Le dimanche matin, nos amis sont arrivés avec une bonne heure de retard sur l’horaire prédéfini. Après le petit-déjeuner, nous les avons faits travailler sur un texte biblique avec des techniques visuelles et tactiles*.
Pendant qu’ils finissaient le week-end, autour de la cuisson de bonnes tartes flambées à l’alsacienne, nous les avons quitté avec le sentiment d’avoir vécu un temps de travail beaucoup plus dense en réflexion que dans d’autres week-ends où nous avions des programmes de travail très délimités.

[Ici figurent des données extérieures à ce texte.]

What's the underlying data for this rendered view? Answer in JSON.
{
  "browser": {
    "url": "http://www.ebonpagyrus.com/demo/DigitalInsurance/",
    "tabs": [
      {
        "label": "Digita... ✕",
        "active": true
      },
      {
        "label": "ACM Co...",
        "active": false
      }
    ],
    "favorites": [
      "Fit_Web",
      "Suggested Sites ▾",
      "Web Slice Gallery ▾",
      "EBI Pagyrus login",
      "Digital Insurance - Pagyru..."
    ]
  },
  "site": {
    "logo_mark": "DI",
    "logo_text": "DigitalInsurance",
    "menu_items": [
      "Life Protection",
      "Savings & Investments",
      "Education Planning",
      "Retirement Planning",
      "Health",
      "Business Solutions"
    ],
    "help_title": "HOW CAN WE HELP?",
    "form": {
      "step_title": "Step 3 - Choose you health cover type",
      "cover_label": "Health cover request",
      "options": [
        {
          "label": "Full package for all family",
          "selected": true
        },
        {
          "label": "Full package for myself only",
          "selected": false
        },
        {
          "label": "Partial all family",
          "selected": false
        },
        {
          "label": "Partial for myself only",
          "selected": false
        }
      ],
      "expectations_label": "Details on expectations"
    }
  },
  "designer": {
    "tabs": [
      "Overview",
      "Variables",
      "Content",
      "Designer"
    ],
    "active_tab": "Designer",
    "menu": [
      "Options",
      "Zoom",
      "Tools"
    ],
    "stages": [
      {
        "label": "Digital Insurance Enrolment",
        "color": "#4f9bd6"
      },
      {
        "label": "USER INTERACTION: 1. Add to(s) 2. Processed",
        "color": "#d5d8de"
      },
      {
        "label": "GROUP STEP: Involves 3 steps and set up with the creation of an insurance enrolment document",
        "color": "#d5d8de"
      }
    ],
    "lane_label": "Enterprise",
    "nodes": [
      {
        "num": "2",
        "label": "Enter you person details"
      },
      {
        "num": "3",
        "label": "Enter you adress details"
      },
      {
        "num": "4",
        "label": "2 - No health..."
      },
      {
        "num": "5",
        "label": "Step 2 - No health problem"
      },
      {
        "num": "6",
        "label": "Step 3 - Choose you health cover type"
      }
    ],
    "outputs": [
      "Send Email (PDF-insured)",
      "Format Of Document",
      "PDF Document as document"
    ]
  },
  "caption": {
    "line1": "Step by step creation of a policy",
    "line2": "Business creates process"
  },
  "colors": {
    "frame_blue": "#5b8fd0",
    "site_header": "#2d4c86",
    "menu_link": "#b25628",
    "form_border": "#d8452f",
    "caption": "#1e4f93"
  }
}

Pour nous, c’était ces nouveaux croyants qui ne faisaient pas de dichotomie entre le spirituel et le monde. Ils donnaient l’impression de vivre leur réflexion et leur vie de tous les jours, d’une manière intégrée. Ce n’étaient plus des analytiques de la civilisation du livre qui font les choses les unes après les autres, assignant à chaque plage un temps et une consistance définie d’avance. Ils savaient faire cohabiter le spirituel avec le loisir, la réflexion avec le futile d’une promenade ou d’une plaisanterie. Leur notion du temps avait déjà changé. Venir en retard à une réunion n’était pas le bout du monde, car les horaires respectés ne sont pas forcément une donne spirituelle, mais plutôt un comportement culturel. Le “corps” s’est manifesté dans les moments de prière, mais aussi dans le fait de manger ensemble, de marcher ensemble, de dormir sous un rocher.
Nous mêmes, nous avons dû nous adapter à ce genre de public. Allez enseigner à des “élèves” qui n’ont plus de pupitres pour prendre des notes! Ne serait-ce que ça. Il faut donc trouver d’autres manières de fixer l’enseignement dans la mémoire des gens. Nous puisons donc largement dans le répertoire de l’oralité.